Sec. 45.032. REVENUE BONDS. To provide funds to acquire, construct, improve, or equip gymnasia, stadia, or other recreational facilities, the board, city council or commission, or commissioners court may issue revenue bonds payable from and secured by liens on and pledges of all or any part of any of the revenues from any rentals, rates, charges, or other revenues from any or all of the facilities, in the manner provided by this subchapter. The bonds may be additionally secured by mortgages and deeds of trust on any real property on which any of the facilities are or will be located, or any real or personal property incident or appurtenant to the facilities, and the board, city council or commission, or commissioners court may authorize the execution and delivery of trust indentures, mortgages, deeds of trust, or other forms of encumbrances to evidence those liens. The bonds may be issued to mature serially or otherwise not to exceed 50 years from their date.
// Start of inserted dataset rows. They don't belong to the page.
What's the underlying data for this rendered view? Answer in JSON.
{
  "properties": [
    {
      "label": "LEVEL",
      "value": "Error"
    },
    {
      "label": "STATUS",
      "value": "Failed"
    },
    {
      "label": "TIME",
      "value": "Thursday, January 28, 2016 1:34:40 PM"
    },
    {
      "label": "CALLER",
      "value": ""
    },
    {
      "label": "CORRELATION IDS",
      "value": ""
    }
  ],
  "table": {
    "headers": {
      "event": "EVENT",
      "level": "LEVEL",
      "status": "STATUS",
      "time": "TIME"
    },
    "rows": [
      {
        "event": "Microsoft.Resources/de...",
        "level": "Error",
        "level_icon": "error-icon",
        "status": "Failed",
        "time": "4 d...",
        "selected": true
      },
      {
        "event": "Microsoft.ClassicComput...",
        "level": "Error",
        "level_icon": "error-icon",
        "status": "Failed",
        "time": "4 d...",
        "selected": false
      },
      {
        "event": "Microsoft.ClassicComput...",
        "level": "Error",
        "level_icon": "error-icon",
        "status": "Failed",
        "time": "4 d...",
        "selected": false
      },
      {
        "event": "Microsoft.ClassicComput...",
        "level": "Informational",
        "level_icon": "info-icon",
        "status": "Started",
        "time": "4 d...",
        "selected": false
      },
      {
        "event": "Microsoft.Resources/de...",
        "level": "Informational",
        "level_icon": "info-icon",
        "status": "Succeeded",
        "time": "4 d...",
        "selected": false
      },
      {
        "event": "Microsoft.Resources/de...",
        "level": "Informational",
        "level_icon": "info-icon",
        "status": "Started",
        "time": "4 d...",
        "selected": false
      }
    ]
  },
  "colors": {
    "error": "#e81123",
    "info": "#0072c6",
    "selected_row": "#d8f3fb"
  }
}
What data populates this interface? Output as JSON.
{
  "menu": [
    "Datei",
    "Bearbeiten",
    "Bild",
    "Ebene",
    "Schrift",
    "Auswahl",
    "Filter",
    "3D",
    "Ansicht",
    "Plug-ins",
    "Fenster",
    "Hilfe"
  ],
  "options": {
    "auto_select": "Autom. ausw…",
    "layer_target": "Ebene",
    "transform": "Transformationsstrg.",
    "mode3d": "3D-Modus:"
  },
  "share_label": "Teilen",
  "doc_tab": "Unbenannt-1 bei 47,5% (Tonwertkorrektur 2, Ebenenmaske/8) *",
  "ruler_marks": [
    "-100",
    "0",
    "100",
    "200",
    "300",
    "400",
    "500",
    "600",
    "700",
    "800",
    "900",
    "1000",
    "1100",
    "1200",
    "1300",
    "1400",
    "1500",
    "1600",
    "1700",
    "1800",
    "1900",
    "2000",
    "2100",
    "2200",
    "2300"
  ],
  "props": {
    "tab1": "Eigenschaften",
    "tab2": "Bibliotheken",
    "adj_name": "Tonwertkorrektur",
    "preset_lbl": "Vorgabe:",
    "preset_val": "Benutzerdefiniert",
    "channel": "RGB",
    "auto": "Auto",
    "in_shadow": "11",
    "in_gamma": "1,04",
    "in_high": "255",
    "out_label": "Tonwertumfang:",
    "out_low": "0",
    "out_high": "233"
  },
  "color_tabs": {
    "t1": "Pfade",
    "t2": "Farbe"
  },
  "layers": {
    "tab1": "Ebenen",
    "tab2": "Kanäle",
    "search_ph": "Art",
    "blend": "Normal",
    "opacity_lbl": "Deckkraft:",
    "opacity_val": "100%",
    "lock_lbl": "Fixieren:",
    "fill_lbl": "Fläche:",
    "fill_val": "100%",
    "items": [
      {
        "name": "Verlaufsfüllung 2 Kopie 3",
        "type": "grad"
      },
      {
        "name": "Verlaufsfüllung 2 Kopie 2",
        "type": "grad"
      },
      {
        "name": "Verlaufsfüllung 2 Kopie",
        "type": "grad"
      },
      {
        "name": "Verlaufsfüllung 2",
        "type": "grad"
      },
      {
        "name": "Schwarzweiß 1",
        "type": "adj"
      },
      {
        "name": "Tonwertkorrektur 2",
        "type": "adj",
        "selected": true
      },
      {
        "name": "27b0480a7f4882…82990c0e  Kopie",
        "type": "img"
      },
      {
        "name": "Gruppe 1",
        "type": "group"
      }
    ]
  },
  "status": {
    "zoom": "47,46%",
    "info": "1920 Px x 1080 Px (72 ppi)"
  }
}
In the authorization of any of those bonds, the board, city council or commission, or commissioners court may provide for the subsequent issuance of additional parity bonds, or subordinate lien bonds, or other types of bonds, under the terms set forth in the resolution or order authorizing the issuance of the bonds, all within the discretion of the board, city council or commission, or commissioners court. The bonds may be made redeemable before maturity. The bonds may be sold in the manner, at the price, and under the terms provided by the board, city council or commission, or commissioners court in the resolution or order authorizing the issuance of the bonds. If permitted by the bond resolution or order, any required part of the proceeds from the sale of the bonds may be:
(1) used for paying interest on the bonds during the period of the construction of any facilities to be provided through the issuance of the bonds;
(2) used for paying the operation and maintenance expenses of facilities to the extent and for the period specified in the bond resolution;
(3) used for creating reserves for the payment of the principal of and interest on the bonds; or
(4) invested, until needed, to the extent and in the manner provided in the bond resolution or order.
Added by Acts 1995, 74th Leg., ch. 260, Sec. 1, eff. May 30, 1995.